One of the older applications I support uses ActiveX controls embedded inside a web page. These controls request data from a web server to update the information on the page without requesting the whole page again, much in the same way that AJAX is now commonly used.
This has worked fine for the Latin code pages (ISO8859-1, ISO8859-15), and for the double byte code page (cp950) that have been tested. However it did not work when I tried the UTF-8 Unicode code page.
The reason for this is fairly simple:
VB stores strings internally using Unicode, but assumes that the outside world is ANSI.
This means that Visual Basic will convert from ANSI to Unicode (UTF-16) when storing a string, and convert it back again when it is retrieved.
The ActiveX controls use the Microsoft Inet control to request data via HTTP. This uses the GetChunck() method in the StateChanged event in order to read the data in to a string. This was the first cause of my problems as Visual Basic will automatically convert the data in the string to ANSI, which loses the Unicode characters.
The Inet control GetChunck() method takes two parameters; size and data type. The size parameter tells it how much data to read, and the data type parameter tells it what data type to read it in to. The data was being read in to a string (icString), but to avoid the conversion I had to change this to a byte array (icByteArray) to avoid the automatic conversion process.
So far so good. But now I had a UTF-8 byte array that I needed to convert in to a string without losing data in the conversion process. This was a bit of a sticking point as Visual Basics string conversion function StrConv() can’t cope with UTF-8 and none of the API calls I found to convert the string worked.
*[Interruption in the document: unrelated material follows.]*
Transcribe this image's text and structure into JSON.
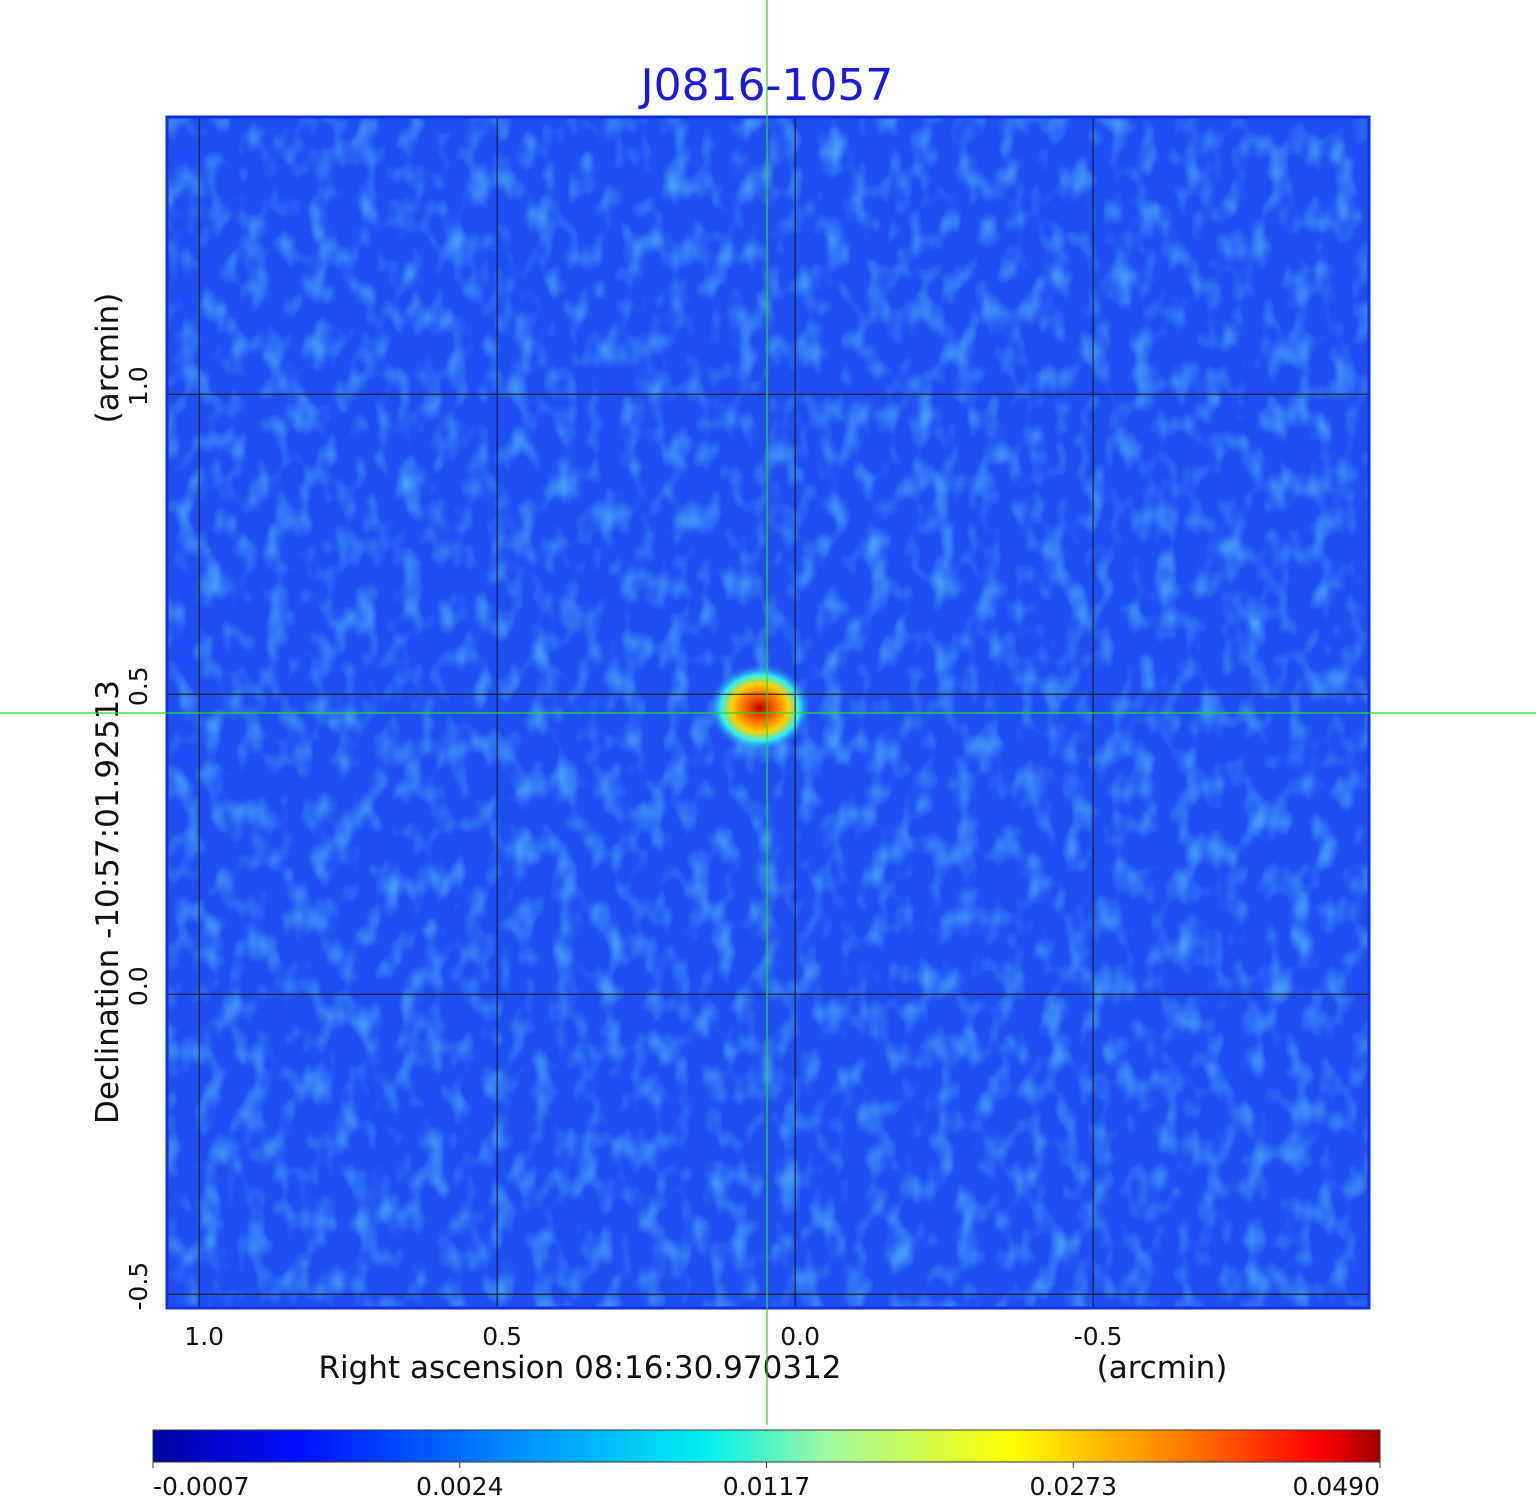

You can assign a string equal to a byte array and no automatic conversion happens, but as strings are stored internally as UTF-16 this does not work.
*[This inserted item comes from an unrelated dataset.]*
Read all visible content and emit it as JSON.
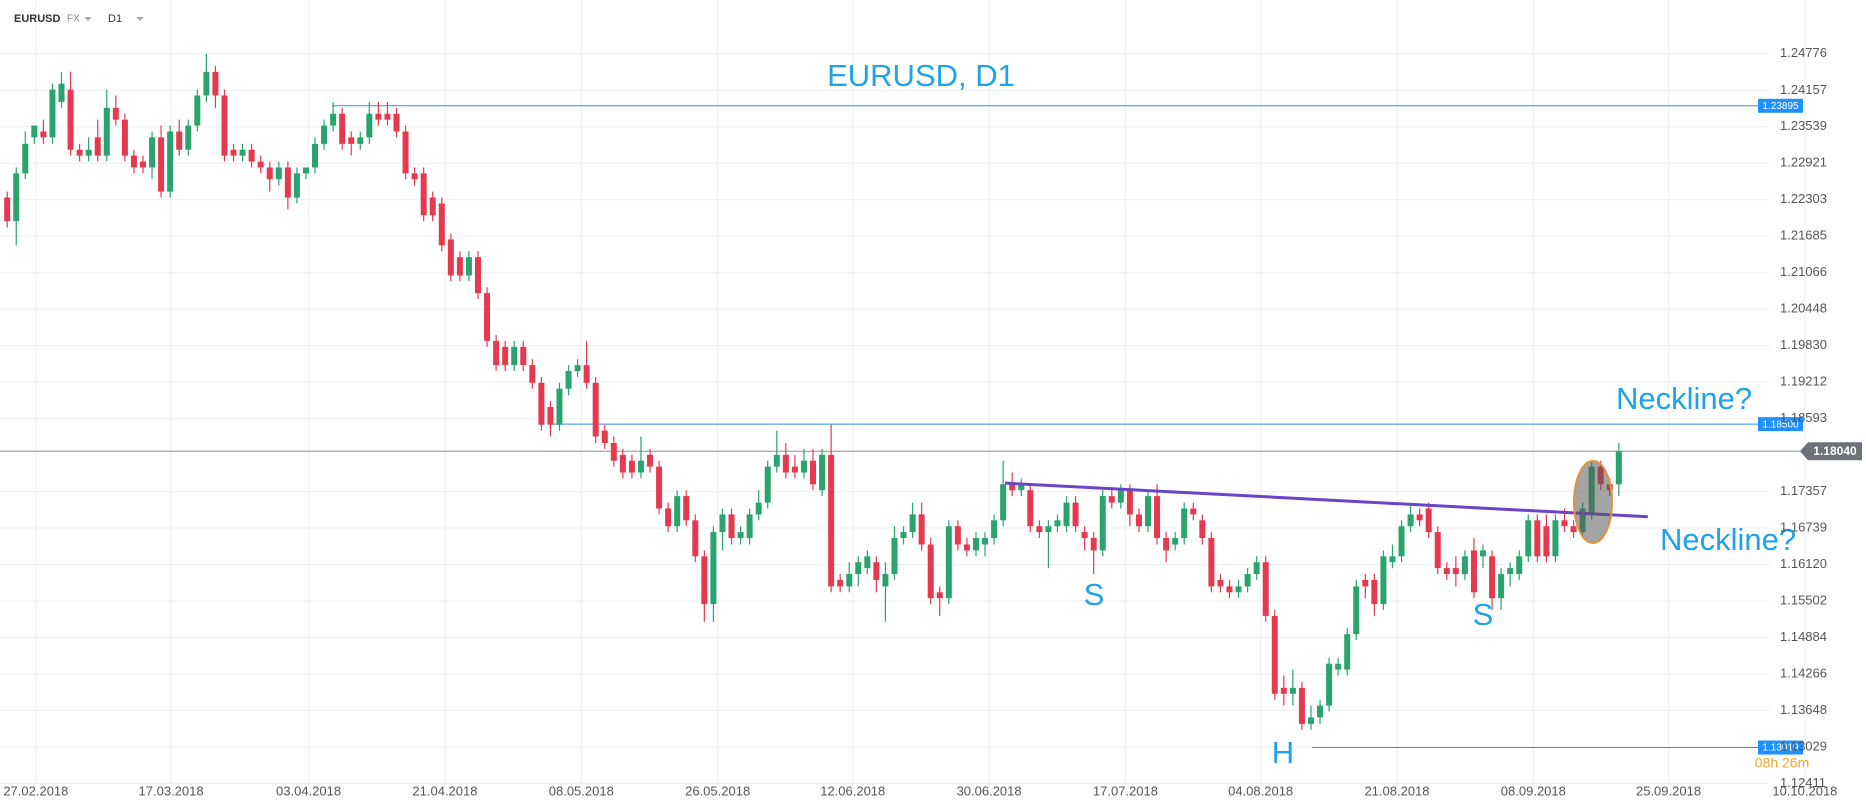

I was nearly at the stage where I either needed to write my own conversion process, or re-develop the controls in another language with better UTF-8 support.
Then I found this solution:
1 2 3 4 5 6 7 8 9 10 11 12 13 14 15 16 17 18 19 20 21 22 23 24
| Public Function ConvertUtf8BytesToString(ByRef data() As Byte) As String
Dim objStream As ADODB.Stream
Dim strTmp As String
' init stream
Set objStream = New ADODB.Stream
objStream.Charset = "utf-8"
objStream.Mode = adModeReadWrite
objStream.Type = adTypeBinary
objStream.Open
' write bytes into stream
objStream.Write data
objStream.Flush
' rewind stream and read text
objStream.Position = 0
objStream.Type = adTypeText
strTmp = objStream.ReadText
' close up and return
objStream.Close
ConvertUtf8BytesToString = strTmp
End Function |
This does not use any APIs but requires the Microsoft ActiveX Data Objects 2.5 Library or later.
Using this solution I was able to assign the original internal string variable to the result of this function and the rest of the code in the controls worked.
1
| strWSConnectReturnData = ConvertUtf8BytesToString(bytWSConnectReturnData) |
The ActiveX controls also read data values from the webpage and POST them back to the webserver. The values are read via the DOM. These also need to be converted in the opposite direction, before they can be URL encoded.
1 2 3 4 5 6 7 8 9 10 11 12 13 14 15 16 17 18 19 20 21 22 23 24 25
| Public Function ConvertStringToUtf8Bytes(ByRef strText As String) As Byte()
Dim objStream As ADODB.Stream
Dim data() As Byte
' init stream
Set objStream = New ADODB.Stream
objStream.Charset = "utf-8"
objStream.Mode = adModeReadWrite
objStream.Type = adTypeText
objStream.Open
' write bytes into stream
objStream.WriteText strText
objStream.Flush
' rewind stream and read text
objStream.Position = 0
objStream.Type = adTypeBinary
objStream.Read 3 ' skip first 3 bytes as this is the utf-8 marker
data = objStream.Read()
' close up and return
objStream.Close
ConvertStringToUtf8Bytes = data
End Function |
This returns a byte array, and I pass it directly in to a function that URL encodes the byte array, returning a sting.
1
| String = URLEncodeUTF8ByteArray( ConvertStringToUtf8Bytes( DomValue) ) |
Many thanks to Tim Hastings for his solution, as this has saved me a lot of pain!